Então, a nossa preocupação é fazer com que esse setor continue a produzir. Posso dizer isso porque conheço todas as empresas da nossa região, todo o setor madeireiro. Para ser bem objetivo, tenho um cunhado, casado com uma irmã minha, que tem uma empresa que fabrica cabo de vassoura e exporta para a Inglaterra, para a Alemanha, para os Estados Unidos. O nome da empresa é Ciama. Essa empresa, que tem 90 trabalhadores diretos, ainda não parou as suas atividades porque eu fui fazer um apelo no sentido de segurarem mais um pouquinho. Pedi que tentassem até o final do ano e, se não houvesse mais nenhuma solução, aí, sim, fechassem as portas da empresa.

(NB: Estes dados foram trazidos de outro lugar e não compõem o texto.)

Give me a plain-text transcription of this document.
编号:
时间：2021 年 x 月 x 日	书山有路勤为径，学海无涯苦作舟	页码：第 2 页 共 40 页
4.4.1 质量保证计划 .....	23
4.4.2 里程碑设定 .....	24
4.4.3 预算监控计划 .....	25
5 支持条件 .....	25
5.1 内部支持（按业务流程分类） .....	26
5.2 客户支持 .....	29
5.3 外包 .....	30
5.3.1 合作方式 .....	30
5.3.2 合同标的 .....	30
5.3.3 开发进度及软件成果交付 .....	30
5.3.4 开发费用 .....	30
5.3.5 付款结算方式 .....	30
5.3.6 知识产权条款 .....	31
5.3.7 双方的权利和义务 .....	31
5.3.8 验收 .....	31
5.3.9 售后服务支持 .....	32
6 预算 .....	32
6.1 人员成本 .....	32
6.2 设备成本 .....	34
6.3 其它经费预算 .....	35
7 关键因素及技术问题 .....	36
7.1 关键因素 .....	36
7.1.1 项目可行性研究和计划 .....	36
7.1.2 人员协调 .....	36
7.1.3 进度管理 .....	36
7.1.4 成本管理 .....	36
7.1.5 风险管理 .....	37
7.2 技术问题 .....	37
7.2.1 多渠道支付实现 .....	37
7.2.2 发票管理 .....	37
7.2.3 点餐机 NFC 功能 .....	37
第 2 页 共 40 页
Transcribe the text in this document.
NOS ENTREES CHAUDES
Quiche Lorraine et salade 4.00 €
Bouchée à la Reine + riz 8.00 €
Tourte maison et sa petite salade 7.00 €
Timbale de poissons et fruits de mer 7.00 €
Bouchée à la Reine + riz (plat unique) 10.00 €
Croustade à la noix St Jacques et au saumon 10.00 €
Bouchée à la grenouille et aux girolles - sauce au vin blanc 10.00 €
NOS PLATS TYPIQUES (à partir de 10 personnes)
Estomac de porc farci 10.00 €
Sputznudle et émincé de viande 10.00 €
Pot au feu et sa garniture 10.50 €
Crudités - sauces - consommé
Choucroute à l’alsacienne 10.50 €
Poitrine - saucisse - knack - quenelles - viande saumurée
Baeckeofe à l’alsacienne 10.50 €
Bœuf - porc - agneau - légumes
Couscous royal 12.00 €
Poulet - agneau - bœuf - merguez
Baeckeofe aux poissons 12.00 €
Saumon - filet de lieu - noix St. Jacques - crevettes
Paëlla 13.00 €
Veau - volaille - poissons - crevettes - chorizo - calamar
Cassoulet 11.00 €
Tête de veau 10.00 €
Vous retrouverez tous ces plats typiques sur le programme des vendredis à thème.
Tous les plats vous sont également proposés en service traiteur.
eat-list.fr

Assim sendo, ele assumiu esse compromisso comigo e está segurando, com dificuldades, para não fechar, trabalhando no vermelho, porque gerou um problema em nível de toda a região.
Então, acredito que essa atitude da Celesc com a secretaria da Fazenda de efetivamente fazer o cotejo, ou seja, pagar com esse crédito de ICMS a Celesc, foi muito inteligente, já que o produtor, deputado Paulo Eccel, que tem o crédito de ICMS, tem para receber do governo, não precisará desembolsar dinheiro e terá um pouco de fôlego para sobreviver.
Esta é uma atitude correta. Por isso eu fiz esse apelo ao sr. governador por telefone, mas vou tratar esse assunto pessoalmente. Já fiz isso por escrito, mas vou falar com ele, porque entendo que o sofrimento do nosso produtor começa a ser minimizado.
Tenho certeza absoluta de que o sr. governador, em sua sensibilidade, vai atender o nosso apelo.
Muito obrigado!
(SEM REVISÃO DO ORADOR)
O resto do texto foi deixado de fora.